In the bad old days of table layouts, centering text or a block element within its container was pretty simple. The table-cell, <td>, defaults to valign="center". In CSS, the equivalent property is {vertical-align: center;}. The similarity between valign and vertical-align throws many CSS tyros into confusion. The vertical-align property applies to table cells as one might expect. In non-table-cell containers, though, the property applies to the alignment within the inline box.

IE≤7 is the Stumbling Block

It is a simple matter to use the display property to set a container to render as if it were a table cell. The trouble is, IE doesn't properly support the CSS2.1 display property values.

We have to somehow work around IE's shortcomings. For centering the whole page1, a single-celled table will not cause excessive markup weight, nor should it cause accessibility issues. We have to rely on IE's buggy implementation of the position property for CSS based centering efforts.

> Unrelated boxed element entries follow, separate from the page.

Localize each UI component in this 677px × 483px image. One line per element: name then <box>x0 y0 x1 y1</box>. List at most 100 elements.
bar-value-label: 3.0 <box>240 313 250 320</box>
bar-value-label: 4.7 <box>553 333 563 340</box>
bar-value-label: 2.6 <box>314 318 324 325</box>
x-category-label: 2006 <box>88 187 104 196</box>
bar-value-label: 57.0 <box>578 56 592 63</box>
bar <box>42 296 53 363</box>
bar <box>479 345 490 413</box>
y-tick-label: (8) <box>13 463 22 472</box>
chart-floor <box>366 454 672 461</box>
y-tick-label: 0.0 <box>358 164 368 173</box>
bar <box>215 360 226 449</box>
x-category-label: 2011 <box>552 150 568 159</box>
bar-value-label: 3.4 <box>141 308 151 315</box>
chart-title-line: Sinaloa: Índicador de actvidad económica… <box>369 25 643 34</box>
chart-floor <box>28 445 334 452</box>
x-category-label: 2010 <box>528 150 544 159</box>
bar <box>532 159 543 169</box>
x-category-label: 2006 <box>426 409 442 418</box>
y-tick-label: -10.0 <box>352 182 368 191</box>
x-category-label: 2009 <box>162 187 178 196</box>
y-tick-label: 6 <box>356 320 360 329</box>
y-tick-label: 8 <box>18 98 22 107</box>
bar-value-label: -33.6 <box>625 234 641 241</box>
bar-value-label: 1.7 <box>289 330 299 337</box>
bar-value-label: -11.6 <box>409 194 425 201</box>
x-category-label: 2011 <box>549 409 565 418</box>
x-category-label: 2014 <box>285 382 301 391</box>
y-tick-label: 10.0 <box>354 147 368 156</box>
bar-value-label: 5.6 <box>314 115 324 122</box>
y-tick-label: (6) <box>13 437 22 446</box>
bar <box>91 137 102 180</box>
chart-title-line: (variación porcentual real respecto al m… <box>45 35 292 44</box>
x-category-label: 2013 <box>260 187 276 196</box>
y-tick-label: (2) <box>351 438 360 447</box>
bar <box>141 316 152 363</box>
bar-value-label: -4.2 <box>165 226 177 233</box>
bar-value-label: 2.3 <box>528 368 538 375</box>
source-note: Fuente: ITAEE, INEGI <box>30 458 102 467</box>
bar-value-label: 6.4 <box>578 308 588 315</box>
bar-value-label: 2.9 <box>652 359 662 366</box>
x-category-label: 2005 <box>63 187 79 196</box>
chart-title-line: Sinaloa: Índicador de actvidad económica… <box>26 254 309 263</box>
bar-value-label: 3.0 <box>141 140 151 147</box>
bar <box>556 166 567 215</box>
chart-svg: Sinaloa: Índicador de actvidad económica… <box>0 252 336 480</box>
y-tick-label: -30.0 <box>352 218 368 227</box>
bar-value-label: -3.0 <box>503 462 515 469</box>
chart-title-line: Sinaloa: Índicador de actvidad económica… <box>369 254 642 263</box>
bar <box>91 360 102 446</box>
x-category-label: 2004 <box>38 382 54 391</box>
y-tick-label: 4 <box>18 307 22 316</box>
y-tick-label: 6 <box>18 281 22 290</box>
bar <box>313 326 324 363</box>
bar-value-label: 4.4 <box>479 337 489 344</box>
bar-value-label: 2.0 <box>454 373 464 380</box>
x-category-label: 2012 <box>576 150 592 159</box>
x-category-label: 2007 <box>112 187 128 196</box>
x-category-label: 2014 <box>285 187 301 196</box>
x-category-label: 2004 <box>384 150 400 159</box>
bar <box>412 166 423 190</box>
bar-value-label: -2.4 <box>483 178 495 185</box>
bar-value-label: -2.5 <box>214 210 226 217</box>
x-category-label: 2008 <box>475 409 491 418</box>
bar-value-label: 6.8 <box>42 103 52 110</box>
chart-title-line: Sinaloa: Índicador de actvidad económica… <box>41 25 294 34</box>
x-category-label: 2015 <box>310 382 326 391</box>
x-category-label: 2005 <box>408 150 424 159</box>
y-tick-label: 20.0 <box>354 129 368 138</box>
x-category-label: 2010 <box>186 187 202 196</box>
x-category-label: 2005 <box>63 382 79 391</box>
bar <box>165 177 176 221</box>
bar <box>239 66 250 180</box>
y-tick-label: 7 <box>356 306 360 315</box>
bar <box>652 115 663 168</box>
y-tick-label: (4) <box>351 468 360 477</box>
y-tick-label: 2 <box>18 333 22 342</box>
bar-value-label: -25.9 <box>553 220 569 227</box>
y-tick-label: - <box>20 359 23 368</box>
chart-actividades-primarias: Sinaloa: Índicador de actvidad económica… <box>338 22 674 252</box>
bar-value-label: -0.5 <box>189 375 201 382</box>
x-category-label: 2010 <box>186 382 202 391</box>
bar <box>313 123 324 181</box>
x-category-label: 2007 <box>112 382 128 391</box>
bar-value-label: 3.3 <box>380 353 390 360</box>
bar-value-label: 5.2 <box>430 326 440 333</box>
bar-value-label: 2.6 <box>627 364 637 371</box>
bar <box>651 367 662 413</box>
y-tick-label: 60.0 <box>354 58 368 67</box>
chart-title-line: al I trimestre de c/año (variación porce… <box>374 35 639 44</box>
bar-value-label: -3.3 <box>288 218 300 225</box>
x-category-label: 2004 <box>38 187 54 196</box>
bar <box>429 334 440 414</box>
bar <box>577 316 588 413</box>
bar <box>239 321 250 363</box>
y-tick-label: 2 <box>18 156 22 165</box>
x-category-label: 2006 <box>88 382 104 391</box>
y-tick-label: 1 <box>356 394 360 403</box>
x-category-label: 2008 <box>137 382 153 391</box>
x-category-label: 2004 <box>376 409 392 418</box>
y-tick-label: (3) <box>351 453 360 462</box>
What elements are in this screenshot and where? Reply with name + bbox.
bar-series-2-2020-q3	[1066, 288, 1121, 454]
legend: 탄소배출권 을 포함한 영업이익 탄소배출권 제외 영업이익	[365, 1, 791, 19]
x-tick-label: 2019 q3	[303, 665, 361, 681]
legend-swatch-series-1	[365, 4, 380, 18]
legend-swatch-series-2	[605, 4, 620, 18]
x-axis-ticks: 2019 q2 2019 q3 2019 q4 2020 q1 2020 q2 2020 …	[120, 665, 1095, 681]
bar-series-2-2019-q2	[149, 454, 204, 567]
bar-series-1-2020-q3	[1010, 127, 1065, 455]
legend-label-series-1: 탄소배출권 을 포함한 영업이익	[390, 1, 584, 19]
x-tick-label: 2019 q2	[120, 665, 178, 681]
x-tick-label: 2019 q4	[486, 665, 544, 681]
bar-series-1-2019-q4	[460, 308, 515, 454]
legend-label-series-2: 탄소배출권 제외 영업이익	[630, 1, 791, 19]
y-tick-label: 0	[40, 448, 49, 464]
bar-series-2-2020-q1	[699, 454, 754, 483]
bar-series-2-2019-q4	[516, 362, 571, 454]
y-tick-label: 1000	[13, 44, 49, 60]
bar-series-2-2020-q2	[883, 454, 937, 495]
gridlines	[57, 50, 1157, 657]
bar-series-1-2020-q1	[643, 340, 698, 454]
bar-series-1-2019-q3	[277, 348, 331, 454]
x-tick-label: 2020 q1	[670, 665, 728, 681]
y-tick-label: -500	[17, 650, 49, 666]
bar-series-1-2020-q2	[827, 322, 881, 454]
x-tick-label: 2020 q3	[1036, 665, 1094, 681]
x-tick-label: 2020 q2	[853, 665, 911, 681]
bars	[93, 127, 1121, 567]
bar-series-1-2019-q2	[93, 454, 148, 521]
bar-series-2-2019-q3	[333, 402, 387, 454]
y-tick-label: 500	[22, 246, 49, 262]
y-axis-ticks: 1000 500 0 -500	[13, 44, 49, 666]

Modern Browsers Use Display Property

By setting the display property to table-cell, the vertical-align property works the same as in an HTML table. With that in mind, it becomes a trivial matter to center the contents of a block element. Centering vertically within an inline element becomes a little tricky for modern browsers, and an outright silliness to make it work for IE.

  1. The idea of centering the entire page in the viewport is a holdover from print. The web is not print, and the viewport does not have fixed dimensions; it is not a sheet of paper, a brochure or a billboard. The print layout paradigm should be discarded.